Seminar in the City: Queer Performance

In cooperation with Fourth Arts Block and Dixon Place, this past spring semester CLAGS hosted Seminar in the City: Queer Performing Artist Series. Featured artist included the comedians Robin Cloud and Micia Mosely, choreographer Jen Abrams and performance works by Una Osato and Yalini Dream. The events were streamed live and audience members were invited to share in abbreviated perfomance segments and engage in conversation with the artists about the impact of queer identity on their work, the artistic process, and the relevancy and urgency of their creative subject matters in relation to the current state of world affairs.

Una Aya Osato was born and raised in NYC, where she works as a performer, writer, and educator. She has created award winning one-woman shows: JapJAP, Recess, and Keep It Movin’. Una has performed her own work and the work of others nationally and internationally in theaters, classrooms, community organizations, prisons and college campuses. She performed Recess and JapJAP here in NYC, in May, so check out: www.recesstheplay.com, www.playjapjap.wordpress.com, for more info.
About JapJAP:
Winner of the “Audience Choice Award” (FRIGID, 2011) for JapJAP, critically acclaimed team, playwright/performer Una Aya Osato and director Moises Belizario, bring their newest, freshest, full-bodied one-woman show. A politically, visually, emotionally provocative experience about body, identity, and their inextricability. JapJAP is trying to figure out who she is, tearing down borders and tearing off clothes. Her body is her only road map as she embarks on a journey through identity, culture, and history. JapJAP explores: how and what society projects upon us, the messages we’re told about ourselves, the places we’re told we belong, and how to piece ourselves all back together again.
Una is also a member of Brown Girls Burlesque, check out:
www.browngirlsburlesque.com for upcoming shows and more info.

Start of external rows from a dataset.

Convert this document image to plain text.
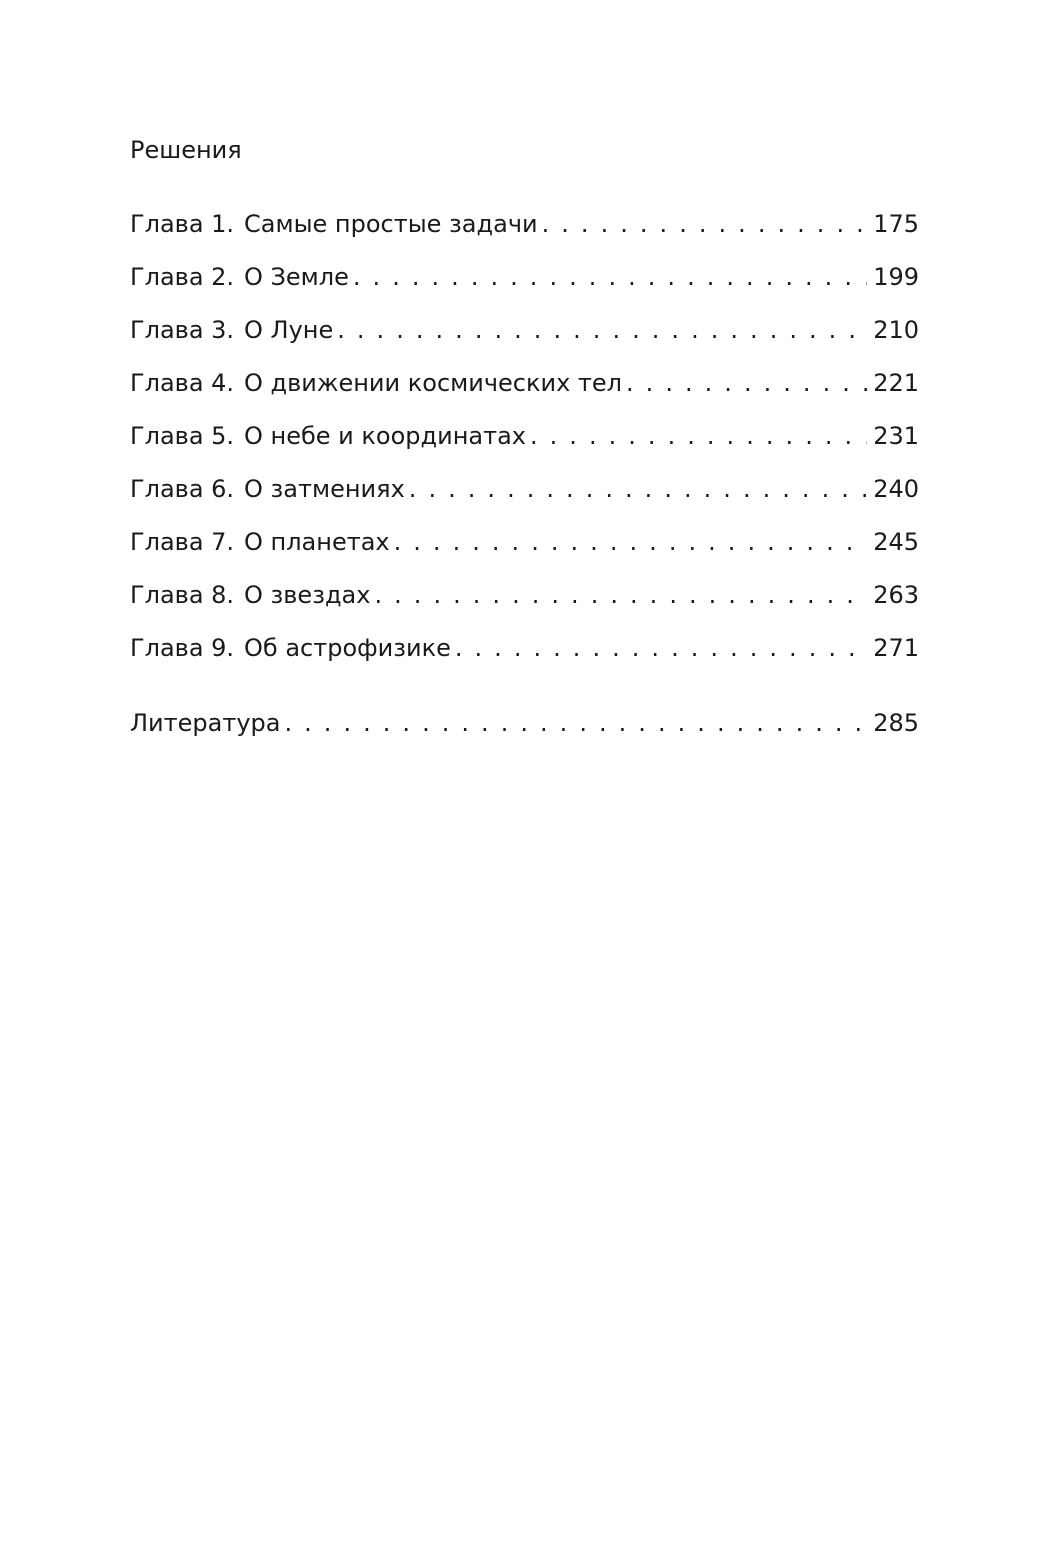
Решения
Глава 1. Самые простые задачи . . .	175
Глава 2. О Земле . . .	199
Глава 3. О Луне . . .	210
Глава 4. О движении космических тел . . .	221
Глава 5. О небе и координатах . . .	231
Глава 6. О затмениях . . .	240
Глава 7. О планетах . . .	245
Глава 8. О звездах . . .	263
Глава 9. Об астрофизике . . .	271
Литература . . .	285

Lankan Tamil Blood, Manchester Born, Texas bred and Brooklyn steeped, YaliniDream is a performance artist, activist, and facilitator. She conjures spirit through her unique blend of poetry, theater, song, and dance– reshaping reality and seeking peace through justice in the lands of earth, psyche, soul, and dream. One of the South Asian American community’s most prominent performance poets, YaliniDream has toured nationally throughout the US as well as performing in Canada, Europe & South Asia. She has performed in numerous venues ranging from NYC’s Lincoln Center and Dance Theater Workshop to subway cars to street protests to universities to independent theaters to the hottest clubs in the New York underground. YaliniDream was a driving force of APIA performance group Mango Tribe serving as Co-Artistic Director of the group in 2007. As a director, YaliniDream works to bring under-represented voices to center stage through community-based theater productions. She has facilitated workshops using art as a tool for empowerment in refugee camps in South India as well as war affected areas in the North and East of Sri Lanka. She also served as director and facilitator for Andolan’s Suk aur Duk Ki Kahani – a storytelling & theater project with Indian & Bangladeshi domestic workers in Queens which was part of the Culture Project’s Women Center Stage Festival. YaliniDream was a 2006 Mid-Atlantic Artists in Community Fellow, a panelist for the Leeway Foundation’s 2007 Transformation Awards, a 2008 Urban Arts Initiative Fellow & most recently a recipient of the Jerome Foundation’s Travel & Study Grant in Literature. As a movement artist YaliniDream draws upon the vocabulary of Ballet, Modern, Jazz, Laban Movement Analysis; US Urban dance forms such as Hip Hop & House; and South Asian folk and contemporary traditions. YaliniDream is also a trained aerial dancer in corde lisse who loves to fly– challenging notions of the seemingly impossible.